Tuesday, 9 of February of 2010

In which I try to explain why Royals fans are devastated today

So those hapless Royals lost yet another game today. So what? What’d anyone expect?

I can see why a non-Royals fan would be baffled by the despair of Royals fans (like me) after today’s 5-4 loss to the Twins. It’s not like the Royals were playing for a spot in the postseason, like Minnesota was. It’s not like they haven’t lost before. Heck, shouldn’t fans be happy it was at least a close game?

But here’s the thing. The Royals haven’t made the postseason since 1985. They’ve been dead last or close to it for many seasons in my life, and have therefore had high draft picks almost every year. It’s pretty much a given. Howevah, they spent many years wasting those high draft picks on cheap guys they could sign, rather than talented players who might have a higher price tag.

The cycle of “getting what we’ve paid for” is a tiresome one for fans. Moral victories tend to be the only victories Royals fans get.

A visual representation of Royals fandom.

A visual representation of Royals fandom.

The team finally, unquestionably, got a draft pick right with Zack Greinke. He’s our home-grown golden boy, the best pitcher in the league, maybe in all of baseball…and the one thing we have left to look forward to after yet another exhaustingly awful season of Kansas City “baseball.”

The five or so days between Greinke starts are eternal. Greinke himself usually makes the wait worth our while, even if the team of failed front office decisions around him ruins his chance at a victory. Finally, I can point to a Royals player with pride and tell other baseball fans, “Watch this guy. He’s good, and he’s ours.”

In my 21 years of life, it’s pathetic that he’s been the best thing to happen to me as a Royals fan. It’s illogical that I’m still a fan of an organization that has given so little in return. But dang it - I finally have something that doesn’t suck.

So today should have been a shining day for Royals fans. Zack was pitching in front of a national audience, hoping to wow the Cy Young voters one last time before they send in their votes Tuesday. He had the chance to lower his season ERA to 1.99, the first time in a decade a starting pitcher could boast that. He was a very-attainable 8 strikeouts away from breaking the Royals record for Ks in a season. And the AL Central was pretty much in hisĀ  hands. If he beat the Twins, the Tigers could have wrapped up the decision tonight.

And through five innings, all those things were in Greinke’s sights. He had five strikeouts. He had only thrown 60-some pitches. He wasn’t his very best, but he was still better than the Twins’ lineup.

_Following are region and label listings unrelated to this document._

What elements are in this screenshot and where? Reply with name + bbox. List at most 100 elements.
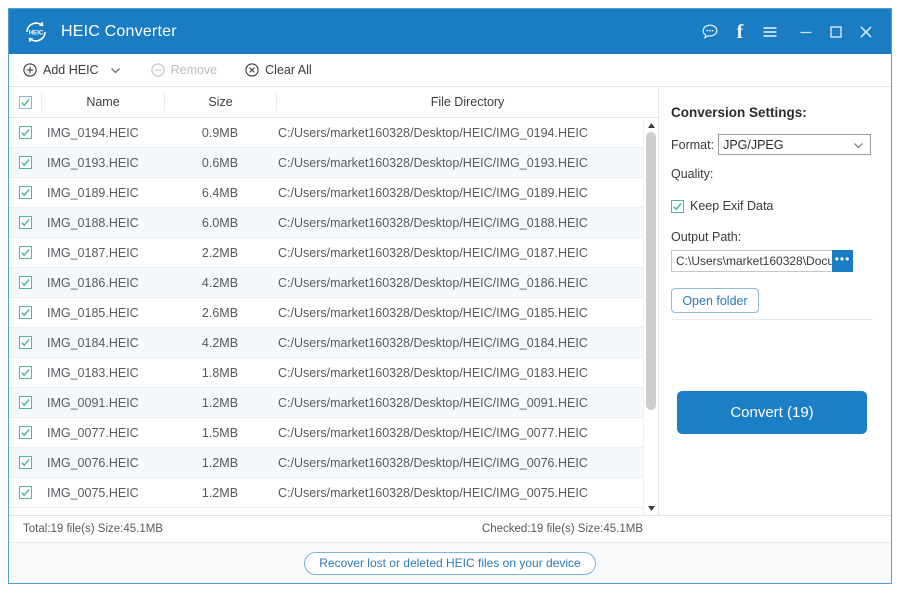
row-file-directory: C:/Users/market160328/Desktop/HEIC/IMG_0… [276, 426, 643, 440]
add-heic-label: Add HEIC [43, 63, 99, 77]
status-total-label: Total:19 file(s) Size:45.1MB [23, 523, 163, 535]
remove-button[interactable]: Remove [151, 54, 218, 86]
open-folder-button[interactable]: Open folder [671, 288, 759, 313]
row-file-directory: C:/Users/market160328/Desktop/HEIC/IMG_0… [276, 366, 643, 380]
column-header-size[interactable]: Size [164, 94, 276, 111]
row-file-name: IMG_0075.HEIC [41, 486, 164, 500]
scrollbar-thumb[interactable] [646, 132, 656, 410]
checkbox-icon [19, 366, 32, 379]
table-row[interactable]: IMG_0076.HEIC1.2MBC:/Users/market160328/… [9, 448, 643, 478]
row-checkbox[interactable] [9, 246, 41, 259]
settings-title: Conversion Settings: [671, 105, 873, 120]
table-row[interactable]: IMG_0091.HEIC1.2MBC:/Users/market160328/… [9, 388, 643, 418]
row-checkbox[interactable] [9, 186, 41, 199]
output-path-input[interactable]: C:\Users\market160328\Docu [671, 250, 832, 272]
table-row[interactable]: IMG_0185.HEIC2.6MBC:/Users/market160328/… [9, 298, 643, 328]
row-checkbox[interactable] [9, 336, 41, 349]
plus-circle-icon [23, 63, 37, 77]
clear-all-button[interactable]: Clear All [245, 54, 312, 86]
row-checkbox[interactable] [9, 426, 41, 439]
table-row[interactable]: IMG_0189.HEIC6.4MBC:/Users/market160328/… [9, 178, 643, 208]
row-file-directory: C:/Users/market160328/Desktop/HEIC/IMG_0… [276, 186, 643, 200]
scroll-up-arrow-icon[interactable] [644, 118, 658, 132]
remove-label: Remove [171, 63, 218, 77]
file-rows: IMG_0194.HEIC0.9MBC:/Users/market160328/… [9, 118, 643, 508]
row-file-name: IMG_0183.HEIC [41, 366, 164, 380]
row-file-size: 0.6MB [164, 156, 276, 170]
close-icon[interactable] [851, 17, 881, 47]
table-row[interactable]: IMG_0188.HEIC6.0MBC:/Users/market160328/… [9, 208, 643, 238]
minimize-icon[interactable] [791, 17, 821, 47]
row-checkbox[interactable] [9, 216, 41, 229]
table-row[interactable]: IMG_0075.HEIC1.2MBC:/Users/market160328/… [9, 478, 643, 508]
table-row[interactable]: IMG_0077.HEIC1.5MBC:/Users/market160328/… [9, 418, 643, 448]
row-file-directory: C:/Users/market160328/Desktop/HEIC/IMG_0… [276, 246, 643, 260]
row-file-size: 1.2MB [164, 396, 276, 410]
row-file-size: 1.2MB [164, 456, 276, 470]
row-checkbox[interactable] [9, 396, 41, 409]
row-checkbox[interactable] [9, 456, 41, 469]
row-file-directory: C:/Users/market160328/Desktop/HEIC/IMG_0… [276, 126, 643, 140]
checkbox-icon [19, 156, 32, 169]
feedback-chat-icon[interactable] [695, 17, 725, 47]
row-checkbox[interactable] [9, 276, 41, 289]
row-file-name: IMG_0193.HEIC [41, 156, 164, 170]
row-file-size: 2.2MB [164, 246, 276, 260]
checkbox-icon [19, 396, 32, 409]
checkbox-icon [19, 186, 32, 199]
settings-divider [671, 319, 873, 320]
recover-files-button[interactable]: Recover lost or deleted HEIC files on yo… [304, 552, 595, 575]
format-field-row: Format: JPG/JPEG [671, 134, 873, 155]
status-bar: Total:19 file(s) Size:45.1MB Checked:19 … [9, 515, 891, 542]
column-header-name[interactable]: Name [41, 94, 164, 111]
menu-icon[interactable] [755, 17, 785, 47]
keep-exif-data-label: Keep Exif Data [690, 199, 773, 213]
checkbox-icon [19, 246, 32, 259]
add-heic-button[interactable]: Add HEIC [23, 54, 99, 86]
row-file-size: 0.9MB [164, 126, 276, 140]
svg-text:HEIC: HEIC [29, 29, 44, 36]
title-bar: HEIC HEIC Converter f [9, 9, 891, 54]
row-file-directory: C:/Users/market160328/Desktop/HEIC/IMG_0… [276, 216, 643, 230]
file-list-scrollbar[interactable] [643, 118, 658, 515]
add-heic-dropdown-chevron-down-icon[interactable] [103, 64, 129, 77]
status-checked-label: Checked:19 file(s) Size:45.1MB [482, 523, 643, 535]
quality-field-row: Quality: [671, 167, 873, 181]
row-file-size: 4.2MB [164, 336, 276, 350]
row-checkbox[interactable] [9, 306, 41, 319]
table-row[interactable]: IMG_0183.HEIC1.8MBC:/Users/market160328/… [9, 358, 643, 388]
scroll-down-arrow-icon[interactable] [644, 501, 658, 515]
table-row[interactable]: IMG_0187.HEIC2.2MBC:/Users/market160328/… [9, 238, 643, 268]
row-file-directory: C:/Users/market160328/Desktop/HEIC/IMG_0… [276, 486, 643, 500]
row-checkbox[interactable] [9, 156, 41, 169]
row-file-size: 1.8MB [164, 366, 276, 380]
browse-folder-button[interactable]: ••• [832, 250, 853, 272]
table-row[interactable]: IMG_0184.HEIC4.2MBC:/Users/market160328/… [9, 328, 643, 358]
app-title: HEIC Converter [61, 23, 695, 41]
row-file-directory: C:/Users/market160328/Desktop/HEIC/IMG_0… [276, 336, 643, 350]
row-file-name: IMG_0184.HEIC [41, 336, 164, 350]
select-all-checkbox[interactable] [9, 96, 41, 109]
maximize-icon[interactable] [821, 17, 851, 47]
row-file-name: IMG_0091.HEIC [41, 396, 164, 410]
row-file-name: IMG_0194.HEIC [41, 126, 164, 140]
facebook-icon[interactable]: f [725, 17, 755, 47]
row-checkbox[interactable] [9, 486, 41, 499]
checkbox-icon [19, 456, 32, 469]
row-checkbox[interactable] [9, 366, 41, 379]
table-row[interactable]: IMG_0193.HEIC0.6MBC:/Users/market160328/… [9, 148, 643, 178]
file-list-panel: Name Size File Directory IMG_0194.HEIC0.… [9, 87, 659, 515]
row-file-directory: C:/Users/market160328/Desktop/HEIC/IMG_0… [276, 276, 643, 290]
scrollbar-track[interactable] [644, 132, 658, 501]
keep-exif-data-checkbox[interactable]: Keep Exif Data [671, 199, 873, 213]
table-row[interactable]: IMG_0194.HEIC0.9MBC:/Users/market160328/… [9, 118, 643, 148]
row-file-name: IMG_0189.HEIC [41, 186, 164, 200]
convert-button[interactable]: Convert (19) [677, 391, 867, 434]
table-row[interactable]: IMG_0186.HEIC4.2MBC:/Users/market160328/… [9, 268, 643, 298]
toolbar: Add HEIC Remove [9, 54, 891, 87]
row-file-name: IMG_0186.HEIC [41, 276, 164, 290]
row-checkbox[interactable] [9, 126, 41, 139]
column-header-directory[interactable]: File Directory [276, 94, 658, 111]
checkbox-icon [19, 486, 32, 499]
format-select[interactable]: JPG/JPEG [718, 134, 871, 155]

Meanwhile, naturally, the Royals offense did nothing. They were the pathetic excuses for a baseball team that usually takes the field when Greinke starts - he has the worst run support imaginable - so Zack’s margin for error was nil, and fans’ nerves were fraying fast.

The 6th inning was the worst thing that could have possibly happened. It was Murphy’s Law, and it was playing out in front of a national audience. Royals fans could not hide in the relative obscurity they normally enjoy when things go wrong. Instead of more strikeouts, Zack gave up a walk to start the inning off, and everything got worse from there.

His “defense” - and I use that term generously - let him down, and before I could convince myself this was only a nightmare, Greinke had given up four runs in one inning, for the first and only time all season.

The one thing that has been right all year went so mortifyingly wrong, and there is not another Greinke Day left to take away the sting. We’ve spent all season counting on Greinke Days making all the other crap seem less bad, and our one security blanket is done for the year. It stings more than ever.